Dois homens, de 47 e 53 anos, e uma mulher, de 39, que se dedicavam à criação de aves protegidas, sem documentos da proveniência e com certificados CITES alegadamente forjados, foram constituidos arguidos pela GNR do Porto.
O CM sabe que o negócio destes suspeitos se estendia a Espanha, país de onde partiu a denúncia para o caso.
Durante as buscas, foram recolhidas 14 aves, em Matosinhos e Vila Nova de Gaia: quatro águias de Harris; três falcões-peregrino; duas corujas-das-torres; um falcão-lanário; um falcão-gerifalte; um búteo-de-cauda-vermelha; um ógea-eurasiática; e um estorninho-malhado.

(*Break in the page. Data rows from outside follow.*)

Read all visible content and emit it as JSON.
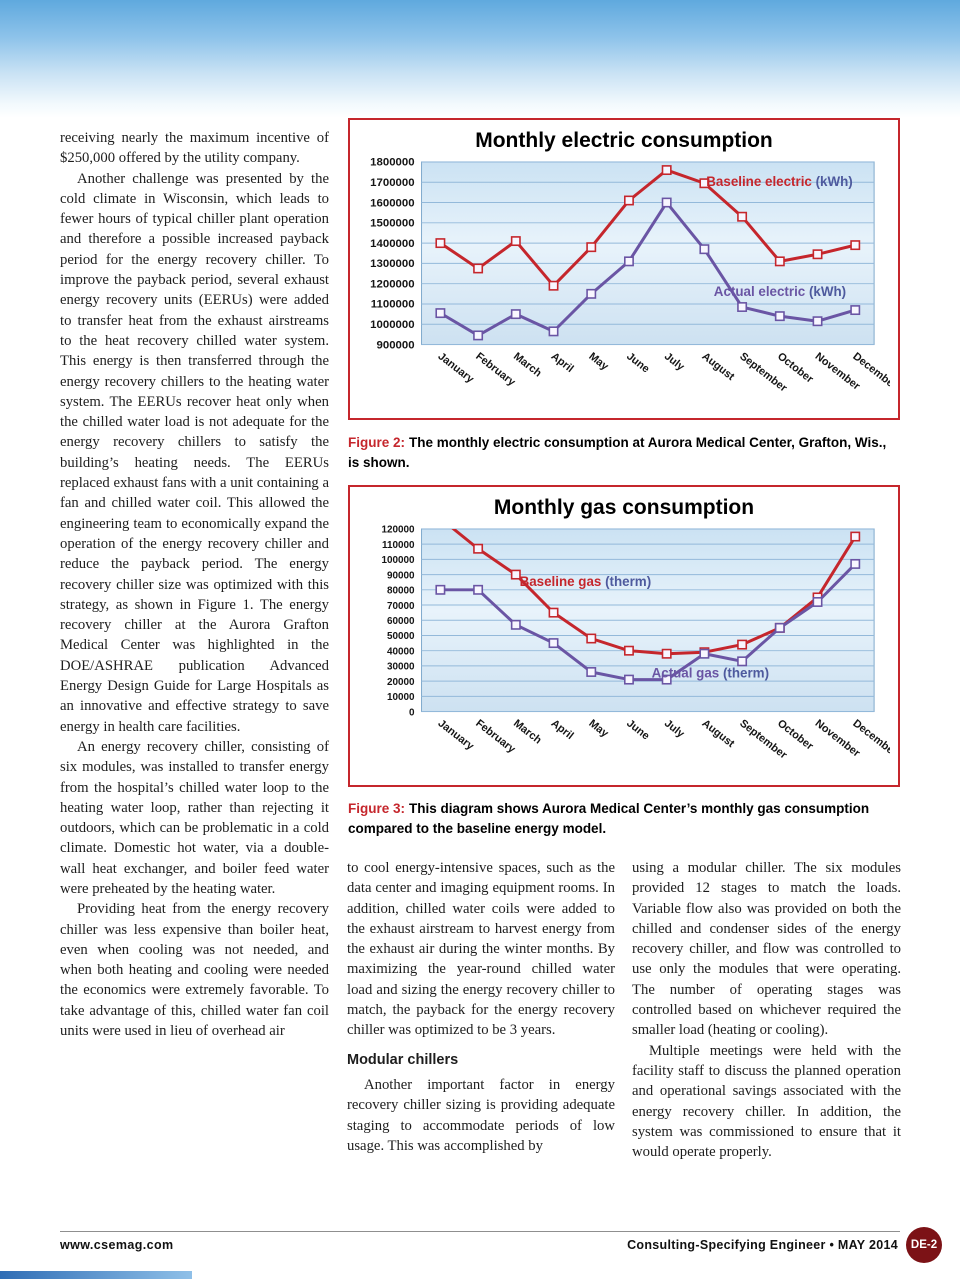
{
  "colors": {
    "accent_red": "#c5262c",
    "series_purple": "#6a55a4",
    "unit_text": "#4e5a9e"
  },
  "columns": {
    "left": [
      "receiving nearly the maximum incentive of $250,000 offered by the utility company.",
      "Another challenge was presented by the cold climate in Wisconsin, which leads to fewer hours of typical chiller plant operation and therefore a possible increased payback period for the energy recovery chiller. To improve the payback period, several exhaust energy recovery units (EERUs) were added to transfer heat from the exhaust airstreams to the heat recovery chilled water system. This energy is then transferred through the energy recovery chillers to the heating water system. The EERUs recover heat only when the chilled water load is not adequate for the energy recovery chillers to satisfy the building’s heating needs. The EERUs replaced exhaust fans with a unit containing a fan and chilled water coil. This allowed the engineering team to economically expand the operation of the energy recovery chiller and reduce the payback period. The energy recovery chiller size was optimized with this strategy, as shown in Figure 1. The energy recovery chiller at the Aurora Grafton Medical Center was highlighted in the DOE/ASHRAE publication Advanced Energy Design Guide for Large Hospitals as an innovative and effective strategy to save energy in health care facilities.",
      "An energy recovery chiller, consisting of six modules, was installed to transfer energy from the hospital’s chilled water loop to the heating water loop, rather than rejecting it outdoors, which can be problematic in a cold climate. Domestic hot water, via a double-wall heat exchanger, and boiler feed water were preheated by the heating water.",
      "Providing heat from the energy recovery chiller was less expensive than boiler heat, even when cooling was not needed, and when both heating and cooling were needed the economics were extremely favorable. To take advantage of this, chilled water fan coil units were used in lieu of overhead air"
    ],
    "middle": {
      "para1": "to cool energy-intensive spaces, such as the data center and imaging equipment rooms. In addition, chilled water coils were added to the exhaust airstream to harvest energy from the exhaust air during the winter months. By maximizing the year-round chilled water load and sizing the energy recovery chiller to match, the payback for the energy recovery chiller was optimized to be 3 years.",
      "heading": "Modular chillers",
      "para2": "Another important factor in energy recovery chiller sizing is providing adequate staging to accommodate periods of low usage. This was accomplished by"
    },
    "right": [
      "using a modular chiller. The six modules provided 12 stages to match the loads. Variable flow also was provided on both the chilled and condenser sides of the energy recovery chiller, and flow was controlled to use only the modules that were operating. The number of operating stages was controlled based on whichever required the smaller load (heating or cooling).",
      "Multiple meetings were held with the facility staff to discuss the planned operation and operational savings associated with the energy recovery chiller. In addition, the system was commissioned to ensure that it would operate properly."
    ]
  },
  "figures": {
    "fig2": {
      "label": "Figure 2:",
      "text": "The monthly electric consumption at Aurora Medical Center, Grafton, Wis., is shown."
    },
    "fig3": {
      "label": "Figure 3:",
      "text": "This diagram shows Aurora Medical Center’s monthly gas consumption compared to the baseline energy model."
    }
  },
  "chart_data": [
    {
      "type": "line",
      "title": "Monthly electric consumption",
      "categories": [
        "January",
        "February",
        "March",
        "April",
        "May",
        "June",
        "July",
        "August",
        "September",
        "October",
        "November",
        "December"
      ],
      "ylim": [
        900000,
        1800000
      ],
      "ytick": 100000,
      "grid": true,
      "legend_position": "in-plot labels",
      "series": [
        {
          "name": "Baseline electric",
          "unit": "(kWh)",
          "color": "#c5262c",
          "label_x": 7.55,
          "label_y": 1700000,
          "values": [
            1400000,
            1275000,
            1410000,
            1190000,
            1380000,
            1610000,
            1760000,
            1695000,
            1530000,
            1310000,
            1345000,
            1390000
          ]
        },
        {
          "name": "Actual electric",
          "unit": "(kWh)",
          "color": "#6a55a4",
          "label_x": 7.75,
          "label_y": 1160000,
          "values": [
            1055000,
            945000,
            1050000,
            965000,
            1150000,
            1310000,
            1600000,
            1370000,
            1085000,
            1040000,
            1015000,
            1070000
          ]
        }
      ]
    },
    {
      "type": "line",
      "title": "Monthly gas consumption",
      "categories": [
        "January",
        "February",
        "March",
        "April",
        "May",
        "June",
        "July",
        "August",
        "September",
        "October",
        "November",
        "December"
      ],
      "ylim": [
        0,
        120000
      ],
      "ytick": 10000,
      "grid": true,
      "legend_position": "in-plot labels",
      "series": [
        {
          "name": "Baseline gas",
          "unit": "(therm)",
          "color": "#c5262c",
          "label_x": 2.6,
          "label_y": 85000,
          "values": [
            127000,
            107000,
            90000,
            65000,
            48000,
            40000,
            38000,
            39000,
            44000,
            55000,
            75000,
            115000
          ]
        },
        {
          "name": "Actual gas",
          "unit": "(therm)",
          "color": "#6a55a4",
          "label_x": 6.1,
          "label_y": 25000,
          "values": [
            80000,
            80000,
            57000,
            45000,
            26000,
            21000,
            21000,
            38000,
            33000,
            55000,
            72000,
            97000
          ]
        }
      ]
    }
  ],
  "footer": {
    "site": "www.csemag.com",
    "publication": "Consulting-Specifying Engineer • MAY 2014",
    "badge": "DE-2"
  }
}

Foram ainda elaborados três autos por falta de condições higiossanitárias para a detenção de animais.
Os factos foram comunicados ao Tribunal Judicial do Porto.
A operação da GNR, a cargo do Nucleo de Investigação de Crimes e Contraordenações Ambientais (NICOA) contou com o reforço do Serviço de Proteção da Natureza e do Ambiente (SEPNA) de Matosinhos, Vila Nova de Gaia, e com o apoio do Instituto da Conservação da Natureza e das Florestas (ICNF).